У Си потерял дар речи.
Глаза Цзин Ци изогнулись в улыбке, и он шепотом спросил:
– Красавец У Си, позволишь этому князю услышать неприличные крики?
Разум, наконец, улетучился, и У Си притянул его к себе за шею, заглушив этот подлый смех.
В мире происходит множество вещей, которые неизбежно западают людям в душу на долгие годы. Великая скорбь подобна вечной разлуке, а великая радость – теплу за алым пологом. Запретная сцена из давнего сна вдруг стала явью, нежный аромат этого мужчины действительно наполнил его объятья.
Разумеется, князь был знатоком любовных дел, обладал терпением и в совершенстве владел двумя умениями: произносить напыщенные фразы и дурачить людям головы в постели. Наткнувшись на столь неопытного птенца, он еще сильнее захотел позволить ему чувствовать себя хорошо и непринужденно.
У Си заметил, что что-то было не так, но не понял, что именно. Мозг превратился в кашу, потому он лишь сдерживался, пока горячие руки Цзин Ци оглаживали его спину, спускаясь по позвоночнику вниз. Наконец он осознал, что все это время боролся с нестерпимым волнением. Подняв глаза, У Си встретился взглядом с Цзин Ци: тот смотрел нежно, но в глубине этой нежности скрывалось жгучее желание.
У Си понял, что сейчас в глазах Цзин Ци наконец остался только он сам, все другие люди и дела были отброшены в сторону. И тогда он решил, что позволит ему все. Даже если придется умереть за него, он сделает это без сожалений.

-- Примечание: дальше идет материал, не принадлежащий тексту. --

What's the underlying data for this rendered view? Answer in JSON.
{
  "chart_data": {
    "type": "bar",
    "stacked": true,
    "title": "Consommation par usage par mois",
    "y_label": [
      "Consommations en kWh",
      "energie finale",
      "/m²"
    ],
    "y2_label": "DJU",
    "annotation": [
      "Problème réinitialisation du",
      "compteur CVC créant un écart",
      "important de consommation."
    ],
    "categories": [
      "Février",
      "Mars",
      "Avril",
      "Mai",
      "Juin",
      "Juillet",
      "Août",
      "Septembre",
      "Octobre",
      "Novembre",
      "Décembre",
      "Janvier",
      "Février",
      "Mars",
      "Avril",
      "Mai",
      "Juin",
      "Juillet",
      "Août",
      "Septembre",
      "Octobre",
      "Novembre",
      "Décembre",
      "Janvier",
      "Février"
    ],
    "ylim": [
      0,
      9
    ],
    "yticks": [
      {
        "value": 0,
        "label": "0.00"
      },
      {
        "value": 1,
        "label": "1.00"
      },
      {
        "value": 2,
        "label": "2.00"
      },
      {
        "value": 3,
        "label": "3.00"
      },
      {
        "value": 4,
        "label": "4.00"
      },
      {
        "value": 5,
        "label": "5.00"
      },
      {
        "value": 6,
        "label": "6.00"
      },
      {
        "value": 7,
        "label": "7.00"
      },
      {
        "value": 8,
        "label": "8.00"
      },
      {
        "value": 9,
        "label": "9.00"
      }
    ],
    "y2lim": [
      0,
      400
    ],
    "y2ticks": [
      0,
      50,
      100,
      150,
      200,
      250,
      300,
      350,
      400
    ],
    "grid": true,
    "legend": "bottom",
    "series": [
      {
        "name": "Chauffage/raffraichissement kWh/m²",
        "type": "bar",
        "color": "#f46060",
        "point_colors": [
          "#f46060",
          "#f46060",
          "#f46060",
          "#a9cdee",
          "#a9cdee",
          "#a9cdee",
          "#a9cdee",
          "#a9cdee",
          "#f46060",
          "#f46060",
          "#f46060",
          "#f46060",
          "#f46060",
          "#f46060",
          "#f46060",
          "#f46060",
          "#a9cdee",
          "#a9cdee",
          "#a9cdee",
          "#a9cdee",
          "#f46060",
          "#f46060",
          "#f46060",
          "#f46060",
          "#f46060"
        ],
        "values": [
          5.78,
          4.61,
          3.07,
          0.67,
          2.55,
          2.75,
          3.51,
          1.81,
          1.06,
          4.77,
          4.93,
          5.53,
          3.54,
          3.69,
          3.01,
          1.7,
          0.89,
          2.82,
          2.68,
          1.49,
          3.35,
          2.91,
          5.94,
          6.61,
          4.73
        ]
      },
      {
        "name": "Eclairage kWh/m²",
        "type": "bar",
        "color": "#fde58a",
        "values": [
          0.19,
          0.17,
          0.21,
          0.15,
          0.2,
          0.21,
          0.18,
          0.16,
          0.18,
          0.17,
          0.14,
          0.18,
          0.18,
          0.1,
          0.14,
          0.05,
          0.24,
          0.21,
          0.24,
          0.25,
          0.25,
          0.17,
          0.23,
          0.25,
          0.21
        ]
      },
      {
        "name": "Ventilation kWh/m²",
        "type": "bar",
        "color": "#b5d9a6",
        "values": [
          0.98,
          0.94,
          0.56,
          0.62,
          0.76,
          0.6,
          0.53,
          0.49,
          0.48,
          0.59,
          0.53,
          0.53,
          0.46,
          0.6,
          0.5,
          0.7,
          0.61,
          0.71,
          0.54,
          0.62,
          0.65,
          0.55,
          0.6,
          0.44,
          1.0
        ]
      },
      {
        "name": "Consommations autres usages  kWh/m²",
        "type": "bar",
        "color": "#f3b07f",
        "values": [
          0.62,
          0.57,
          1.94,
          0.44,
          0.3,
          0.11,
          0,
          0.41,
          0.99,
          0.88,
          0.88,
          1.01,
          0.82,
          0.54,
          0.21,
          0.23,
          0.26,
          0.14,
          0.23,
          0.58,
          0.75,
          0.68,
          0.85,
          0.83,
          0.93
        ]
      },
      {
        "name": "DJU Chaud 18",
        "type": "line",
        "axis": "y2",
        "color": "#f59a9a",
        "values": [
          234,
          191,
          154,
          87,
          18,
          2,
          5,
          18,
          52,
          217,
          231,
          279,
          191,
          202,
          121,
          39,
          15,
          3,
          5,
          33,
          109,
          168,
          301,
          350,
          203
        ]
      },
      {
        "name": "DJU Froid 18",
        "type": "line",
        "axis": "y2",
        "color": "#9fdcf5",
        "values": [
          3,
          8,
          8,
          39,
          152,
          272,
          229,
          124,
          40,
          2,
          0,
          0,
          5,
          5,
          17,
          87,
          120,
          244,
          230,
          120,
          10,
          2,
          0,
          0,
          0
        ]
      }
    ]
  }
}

Подумав так, он мягко улыбнулся и закрыл глаза.
Эта невыразимо счастливая улыбка заставила Цзин Ци остановиться на мгновение. Он вдруг подумал: если они действительно дойдут до конца, разве это маленькое ядовитое существо не возненавидит его на всю жизнь, когда узнает о его намерениях? Разве, зная вспыльчивую и упрямую натуру этого человека, будет у них шанс все вернуть?

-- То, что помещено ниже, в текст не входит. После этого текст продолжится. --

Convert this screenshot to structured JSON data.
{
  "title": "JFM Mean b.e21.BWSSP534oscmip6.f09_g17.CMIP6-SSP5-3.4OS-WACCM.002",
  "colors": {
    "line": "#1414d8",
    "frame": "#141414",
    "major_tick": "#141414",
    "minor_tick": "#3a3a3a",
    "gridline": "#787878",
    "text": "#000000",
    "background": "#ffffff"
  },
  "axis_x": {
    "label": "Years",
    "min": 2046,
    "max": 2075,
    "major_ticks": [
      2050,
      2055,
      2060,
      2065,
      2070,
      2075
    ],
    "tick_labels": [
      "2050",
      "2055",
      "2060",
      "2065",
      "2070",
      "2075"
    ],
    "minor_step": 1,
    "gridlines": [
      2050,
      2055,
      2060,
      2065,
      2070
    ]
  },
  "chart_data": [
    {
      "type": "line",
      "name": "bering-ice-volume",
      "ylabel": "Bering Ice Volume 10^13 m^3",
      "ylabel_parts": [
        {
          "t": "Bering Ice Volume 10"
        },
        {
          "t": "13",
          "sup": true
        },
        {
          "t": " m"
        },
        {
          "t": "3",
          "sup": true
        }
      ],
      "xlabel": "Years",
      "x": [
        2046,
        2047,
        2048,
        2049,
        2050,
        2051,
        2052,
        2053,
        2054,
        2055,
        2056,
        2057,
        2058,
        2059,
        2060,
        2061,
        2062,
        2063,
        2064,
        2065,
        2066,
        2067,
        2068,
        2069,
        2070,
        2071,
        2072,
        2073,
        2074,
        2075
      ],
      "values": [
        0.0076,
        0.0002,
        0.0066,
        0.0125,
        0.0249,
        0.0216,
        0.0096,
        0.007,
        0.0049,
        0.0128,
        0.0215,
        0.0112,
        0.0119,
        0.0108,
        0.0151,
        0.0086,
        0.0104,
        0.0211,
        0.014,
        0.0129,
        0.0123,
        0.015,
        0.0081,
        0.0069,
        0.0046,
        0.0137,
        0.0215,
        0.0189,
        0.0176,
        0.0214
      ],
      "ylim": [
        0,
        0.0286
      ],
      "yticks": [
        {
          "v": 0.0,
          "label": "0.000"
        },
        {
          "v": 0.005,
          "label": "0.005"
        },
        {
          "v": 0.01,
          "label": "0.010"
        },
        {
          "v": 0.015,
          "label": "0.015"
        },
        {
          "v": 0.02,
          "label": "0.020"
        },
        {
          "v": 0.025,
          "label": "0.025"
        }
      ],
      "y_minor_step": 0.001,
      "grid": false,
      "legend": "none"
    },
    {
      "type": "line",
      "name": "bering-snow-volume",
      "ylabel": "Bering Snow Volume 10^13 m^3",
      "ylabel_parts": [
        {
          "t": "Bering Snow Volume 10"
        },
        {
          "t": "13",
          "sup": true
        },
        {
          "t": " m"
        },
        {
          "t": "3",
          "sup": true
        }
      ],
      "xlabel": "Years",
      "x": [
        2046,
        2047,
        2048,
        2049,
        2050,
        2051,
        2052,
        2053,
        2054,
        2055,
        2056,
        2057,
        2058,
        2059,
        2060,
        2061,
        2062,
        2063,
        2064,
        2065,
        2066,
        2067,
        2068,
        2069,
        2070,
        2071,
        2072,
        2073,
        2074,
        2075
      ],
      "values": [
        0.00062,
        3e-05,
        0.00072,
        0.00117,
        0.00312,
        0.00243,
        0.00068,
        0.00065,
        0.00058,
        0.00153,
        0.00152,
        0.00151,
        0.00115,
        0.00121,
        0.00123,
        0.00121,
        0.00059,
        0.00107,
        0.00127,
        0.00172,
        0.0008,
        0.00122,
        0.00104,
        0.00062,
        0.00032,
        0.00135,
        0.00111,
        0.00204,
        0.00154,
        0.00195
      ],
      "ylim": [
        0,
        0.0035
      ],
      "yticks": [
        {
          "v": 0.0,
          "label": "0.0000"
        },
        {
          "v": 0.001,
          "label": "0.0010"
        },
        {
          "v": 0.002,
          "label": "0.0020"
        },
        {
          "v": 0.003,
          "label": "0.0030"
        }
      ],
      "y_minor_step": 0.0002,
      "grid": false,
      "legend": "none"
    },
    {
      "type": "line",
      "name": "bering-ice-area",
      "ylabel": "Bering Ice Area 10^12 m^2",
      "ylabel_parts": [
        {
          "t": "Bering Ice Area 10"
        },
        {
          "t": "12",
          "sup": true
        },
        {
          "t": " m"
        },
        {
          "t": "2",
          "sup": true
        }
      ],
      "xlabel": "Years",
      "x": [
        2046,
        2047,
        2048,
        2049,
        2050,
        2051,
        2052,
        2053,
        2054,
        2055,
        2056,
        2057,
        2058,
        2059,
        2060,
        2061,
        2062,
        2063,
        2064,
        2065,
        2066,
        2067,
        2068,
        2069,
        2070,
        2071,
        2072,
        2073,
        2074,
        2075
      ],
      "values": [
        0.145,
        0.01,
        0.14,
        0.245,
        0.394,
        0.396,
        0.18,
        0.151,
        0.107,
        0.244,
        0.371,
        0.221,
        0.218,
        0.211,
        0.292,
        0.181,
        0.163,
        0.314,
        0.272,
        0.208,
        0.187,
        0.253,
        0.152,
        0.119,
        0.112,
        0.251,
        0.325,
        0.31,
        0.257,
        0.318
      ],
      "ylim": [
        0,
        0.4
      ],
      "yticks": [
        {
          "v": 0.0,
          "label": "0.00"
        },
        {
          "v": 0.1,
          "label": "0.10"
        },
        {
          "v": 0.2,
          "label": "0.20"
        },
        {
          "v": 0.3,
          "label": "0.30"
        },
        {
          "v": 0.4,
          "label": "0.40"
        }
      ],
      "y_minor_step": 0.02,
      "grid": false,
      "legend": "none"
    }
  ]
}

Опыт Цзин Ци говорил ему о том, что во всех делах нужно оставлять пути для отступления, иначе в будущем могут быть неприятности. Если он умрет во имя страны, то пусть так. Но если он выживет, то где искать еще одного такого же человека? Тотчас он слегка нахмурил брови и принял решение…
Укол боли, который воображал себе У Си, так и не случился, но он почувствовал, как Цзин Ци немного переместился, а затем что-то теплое и узкое обволокло его горячий член. Он мгновенно открыл глаза:
– …
Цзин Ци быстро придавил его рукой к постели и дрожащим голосом сказал:
– Подожди… Не двигайся…
Он крепко стиснул зубы и медленно опустился. Тупая боль была похожа на то, как его разрывают на части. Никто и никогда не смел заставить князя Наньнина сделать нечто подобное. Сначала он прижимал У Си к постели, но постепенно начал использовать его для собственной опоры.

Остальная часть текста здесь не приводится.